The drop in adult life expectancy also has implications that we are only just beginning to appreciate. The normal generational cycle means that assets like land and cattle are accumulated and handed down by the older generation. Grandparents can assist with child care; older women can pass on a lifetime's experience of gathering and preparing wild grains and fruits to their daughters. Today all this is interrupted. Young people are inheriting debts and are not learning essential skills. How can a young woman, looking after six children, have the experience and skill of her mother or grandmother in cultivating her field, collecting wild fruits and planning for survival through a tough year? And can she even make any plans on the premise that things will return to normal some day?

Finally, the first response of any adult faced with a harvest failure is to tighten her belt. Relief workers in Africa have become so used to this physiological resilience that they ignore adults' nutritional needs and just focus on children. But adult hunger is no longer a passing difficulty. A person living with H.I.V. needs better nutrition - more calories and especially more protein - to stay healthy. Malnutrition accelerates the progression to AIDS.

As their livelihoods collapse, their family networks fold and their coping strategies vanish, millions of young women are turning to what is called "survival sex" to feed their children. The consequences for H.I.V. transmission do not need to be spelled out.

In short, H.I.V. is imperiling the ability of African societies to reproduce themselves. Even when the rains come we will not see a return to normalcy but merely a breathing space. And we will be forced to appreciate just how different this crisis is.

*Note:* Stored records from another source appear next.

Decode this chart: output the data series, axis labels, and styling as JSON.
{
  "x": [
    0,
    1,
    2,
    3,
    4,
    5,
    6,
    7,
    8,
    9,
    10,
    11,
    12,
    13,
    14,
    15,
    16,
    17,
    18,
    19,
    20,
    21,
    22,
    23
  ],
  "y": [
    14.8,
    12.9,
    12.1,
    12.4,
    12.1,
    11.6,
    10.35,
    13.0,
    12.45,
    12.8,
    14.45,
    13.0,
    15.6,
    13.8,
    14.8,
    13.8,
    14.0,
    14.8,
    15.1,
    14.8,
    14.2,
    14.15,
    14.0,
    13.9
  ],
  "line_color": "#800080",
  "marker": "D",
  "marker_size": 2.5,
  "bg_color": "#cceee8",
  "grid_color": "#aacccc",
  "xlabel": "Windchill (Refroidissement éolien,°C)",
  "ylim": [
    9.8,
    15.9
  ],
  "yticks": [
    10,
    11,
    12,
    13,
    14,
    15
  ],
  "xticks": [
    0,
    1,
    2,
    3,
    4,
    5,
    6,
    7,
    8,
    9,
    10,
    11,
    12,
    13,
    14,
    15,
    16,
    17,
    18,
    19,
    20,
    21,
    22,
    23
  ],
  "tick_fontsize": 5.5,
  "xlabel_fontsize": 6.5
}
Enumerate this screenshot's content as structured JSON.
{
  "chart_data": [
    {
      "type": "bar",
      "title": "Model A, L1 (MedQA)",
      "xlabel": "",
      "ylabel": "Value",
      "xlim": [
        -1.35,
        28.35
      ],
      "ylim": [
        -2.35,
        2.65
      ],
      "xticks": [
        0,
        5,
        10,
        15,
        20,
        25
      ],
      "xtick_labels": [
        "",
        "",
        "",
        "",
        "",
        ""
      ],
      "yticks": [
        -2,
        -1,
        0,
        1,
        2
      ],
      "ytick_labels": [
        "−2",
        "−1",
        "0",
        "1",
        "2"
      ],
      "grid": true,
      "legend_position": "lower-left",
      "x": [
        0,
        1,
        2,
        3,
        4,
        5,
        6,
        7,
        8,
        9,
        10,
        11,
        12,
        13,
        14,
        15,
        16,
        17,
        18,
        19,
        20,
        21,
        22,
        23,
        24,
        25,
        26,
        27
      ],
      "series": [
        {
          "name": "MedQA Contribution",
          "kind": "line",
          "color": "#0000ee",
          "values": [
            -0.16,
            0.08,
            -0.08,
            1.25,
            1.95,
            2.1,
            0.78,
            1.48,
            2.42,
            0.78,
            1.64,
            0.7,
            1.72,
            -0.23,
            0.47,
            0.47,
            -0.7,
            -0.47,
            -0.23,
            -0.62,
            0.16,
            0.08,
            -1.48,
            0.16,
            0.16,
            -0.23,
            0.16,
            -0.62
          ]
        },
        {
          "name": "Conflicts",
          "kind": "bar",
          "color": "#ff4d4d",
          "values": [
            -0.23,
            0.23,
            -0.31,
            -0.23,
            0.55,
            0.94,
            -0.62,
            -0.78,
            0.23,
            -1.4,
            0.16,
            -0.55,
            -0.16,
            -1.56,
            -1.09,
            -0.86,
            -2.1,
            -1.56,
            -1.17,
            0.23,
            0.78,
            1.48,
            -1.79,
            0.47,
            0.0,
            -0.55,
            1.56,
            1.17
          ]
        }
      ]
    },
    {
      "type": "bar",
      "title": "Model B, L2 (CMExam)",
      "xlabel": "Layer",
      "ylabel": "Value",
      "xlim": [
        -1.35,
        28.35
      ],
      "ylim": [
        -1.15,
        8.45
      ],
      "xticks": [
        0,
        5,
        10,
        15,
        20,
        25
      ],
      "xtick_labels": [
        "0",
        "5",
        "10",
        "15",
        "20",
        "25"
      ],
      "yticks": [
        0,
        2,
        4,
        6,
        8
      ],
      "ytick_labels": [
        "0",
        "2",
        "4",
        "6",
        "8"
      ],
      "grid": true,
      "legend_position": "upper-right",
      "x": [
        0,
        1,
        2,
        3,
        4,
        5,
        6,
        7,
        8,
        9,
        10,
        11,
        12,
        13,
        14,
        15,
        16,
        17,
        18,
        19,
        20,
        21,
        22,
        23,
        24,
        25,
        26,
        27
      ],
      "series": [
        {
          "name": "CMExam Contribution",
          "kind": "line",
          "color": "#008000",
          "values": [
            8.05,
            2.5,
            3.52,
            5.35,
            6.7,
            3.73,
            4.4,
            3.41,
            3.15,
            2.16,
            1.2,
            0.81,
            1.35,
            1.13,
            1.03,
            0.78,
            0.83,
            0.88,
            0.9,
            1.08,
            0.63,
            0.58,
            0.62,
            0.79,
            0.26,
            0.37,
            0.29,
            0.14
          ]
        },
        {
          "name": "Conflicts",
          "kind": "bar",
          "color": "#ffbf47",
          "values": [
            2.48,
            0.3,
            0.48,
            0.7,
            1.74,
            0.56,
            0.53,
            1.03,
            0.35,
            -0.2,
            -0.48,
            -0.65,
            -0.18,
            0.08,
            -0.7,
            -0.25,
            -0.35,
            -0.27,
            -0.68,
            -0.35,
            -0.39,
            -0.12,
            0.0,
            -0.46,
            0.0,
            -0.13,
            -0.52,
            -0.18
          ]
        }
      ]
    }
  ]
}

Some senior United Nations leaders, notably Kofi Annan, the secretary general, have recognized the scale and gravity of the AIDS cataclysm and its link to famine. But the policy tools we have are blunt, fashioned for a different kind of crisis. We can't just ship in food. Food assistance and scaled-up antiretroviral treatment must go hand in hand. We need imaginative and large-scale responses to the burden of care: how to support the millions of people who are looking after dependent children (many of them orphans) and people with AIDS? We need to re-examine farming systems to put more money into farmers' hands and more protein on their tables. Above all, we need to restore a sense of the future to a generation facing an appalling crisis, to help unlock their energies in search of solutions.

Alex de Waal is director of Justice Africa and an adviser to the United Nations Economic Commission for Africa and Unicef.